The answer? City and town centres that cater to the people that live there, work there and enjoy all the amenities and cultural vitality.

Good planning is going to be the difference in adapting cities and towns, facilitating residential development that is affordable to replace the almost total reliance on office and retail which may no longer be in such demand.

Regional shifts

Last year, according to CSO statistics, Naas in County Kildare, saw about the same number of new homes built as in all of Dublin 1-8 combined. Most of our regional cities are likewise – greenfield trumps brownfield every time.

Isn’t that a wake-up call to authorities, communities and property owners to rethink what we prioritise in our city and town centres? As the National Planning Framework highlights, vibrant cities and towns will come about through publicly directed housing rather than sole reliance on market forces.

The physical layout of our homes also needs some fresh thinking. The point has been well-made in recent months that, for many, our homes are working harder than ever before. Part office, lecture hall, classroom and necessary provider of both personal yet flexible spaces. 

And living and working in a home over a longer period brings energy efficiency into sharper focus. With heater settings in older homes pressed into 24-hour service, how many are thinking hard about retro-fitting. Sustainable Energy Authority of Ireland (SEAi) grant schemes will be busy!

The basic point is that there were many trends present pre-Covid that our response to the pandemic must learn from and act on.

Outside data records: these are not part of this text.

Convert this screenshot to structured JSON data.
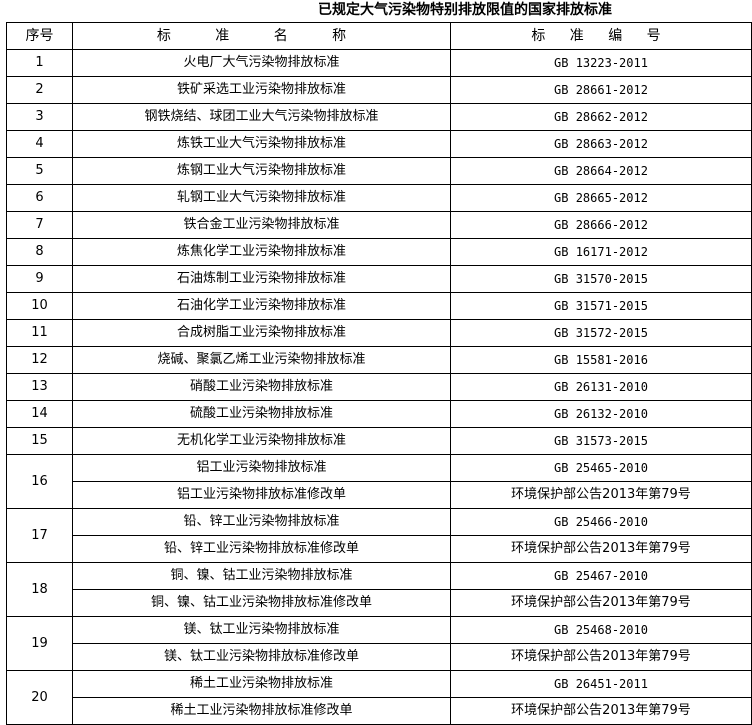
{
  "title": "已规定大气污染物特别排放限值的国家排放标准",
  "headers": {
    "no": "序号",
    "name": "标 准 名 称",
    "code": "标 准 编 号"
  },
  "rows": [
    {
      "no": "1",
      "items": [
        {
          "name": "火电厂大气污染物排放标准",
          "code": "GB 13223-2011"
        }
      ]
    },
    {
      "no": "2",
      "items": [
        {
          "name": "铁矿采选工业污染物排放标准",
          "code": "GB 28661-2012"
        }
      ]
    },
    {
      "no": "3",
      "items": [
        {
          "name": "钢铁烧结、球团工业大气污染物排放标准",
          "code": "GB 28662-2012"
        }
      ]
    },
    {
      "no": "4",
      "items": [
        {
          "name": "炼铁工业大气污染物排放标准",
          "code": "GB 28663-2012"
        }
      ]
    },
    {
      "no": "5",
      "items": [
        {
          "name": "炼钢工业大气污染物排放标准",
          "code": "GB 28664-2012"
        }
      ]
    },
    {
      "no": "6",
      "items": [
        {
          "name": "轧钢工业大气污染物排放标准",
          "code": "GB 28665-2012"
        }
      ]
    },
    {
      "no": "7",
      "items": [
        {
          "name": "铁合金工业污染物排放标准",
          "code": "GB 28666-2012"
        }
      ]
    },
    {
      "no": "8",
      "items": [
        {
          "name": "炼焦化学工业污染物排放标准",
          "code": "GB 16171-2012"
        }
      ]
    },
    {
      "no": "9",
      "items": [
        {
          "name": "石油炼制工业污染物排放标准",
          "code": "GB 31570-2015"
        }
      ]
    },
    {
      "no": "10",
      "items": [
        {
          "name": "石油化学工业污染物排放标准",
          "code": "GB 31571-2015"
        }
      ]
    },
    {
      "no": "11",
      "items": [
        {
          "name": "合成树脂工业污染物排放标准",
          "code": "GB 31572-2015"
        }
      ]
    },
    {
      "no": "12",
      "items": [
        {
          "name": "烧碱、聚氯乙烯工业污染物排放标准",
          "code": "GB 15581-2016"
        }
      ]
    },
    {
      "no": "13",
      "items": [
        {
          "name": "硝酸工业污染物排放标准",
          "code": "GB 26131-2010"
        }
      ]
    },
    {
      "no": "14",
      "items": [
        {
          "name": "硫酸工业污染物排放标准",
          "code": "GB 26132-2010"
        }
      ]
    },
    {
      "no": "15",
      "items": [
        {
          "name": "无机化学工业污染物排放标准",
          "code": "GB 31573-2015"
        }
      ]
    },
    {
      "no": "16",
      "items": [
        {
          "name": "铝工业污染物排放标准",
          "code": "GB 25465-2010"
        },
        {
          "name": "铝工业污染物排放标准修改单",
          "code": "环境保护部公告2013年第79号"
        }
      ]
    },
    {
      "no": "17",
      "items": [
        {
          "name": "铅、锌工业污染物排放标准",
          "code": "GB 25466-2010"
        },
        {
          "name": "铅、锌工业污染物排放标准修改单",
          "code": "环境保护部公告2013年第79号"
        }
      ]
    },
    {
      "no": "18",
      "items": [
        {
          "name": "铜、镍、钴工业污染物排放标准",
          "code": "GB 25467-2010"
        },
        {
          "name": "铜、镍、钴工业污染物排放标准修改单",
          "code": "环境保护部公告2013年第79号"
        }
      ]
    },
    {
      "no": "19",
      "items": [
        {
          "name": "镁、钛工业污染物排放标准",
          "code": "GB 25468-2010"
        },
        {
          "name": "镁、钛工业污染物排放标准修改单",
          "code": "环境保护部公告2013年第79号"
        }
      ]
    },
    {
      "no": "20",
      "items": [
        {
          "name": "稀土工业污染物排放标准",
          "code": "GB 26451-2011"
        },
        {
          "name": "稀土工业污染物排放标准修改单",
          "code": "环境保护部公告2013年第79号"
        }
      ]
    }
  ]
}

For the Office of the Planning Regulator, our independent assessments of local authority development plans, dozens of which are due for review in the next 12-18 months, our research and planning authority reviews programs, all reachable at www.opr.ie, are going to be the real litmus test in whether we have learned from the pandemic and reconnected to those old, but still true planning objectives.

Niall Cussen is Chief Executive and Planning Regulator at the Office of the Planning Regulator (OPR) established by Government in April 2019. Prior to his appointment, Niall was Chief Planner at the Department of Housing, Planning and Local Government from July 2014, having also worked in the Department from January 2000 in a number of professional planning roles.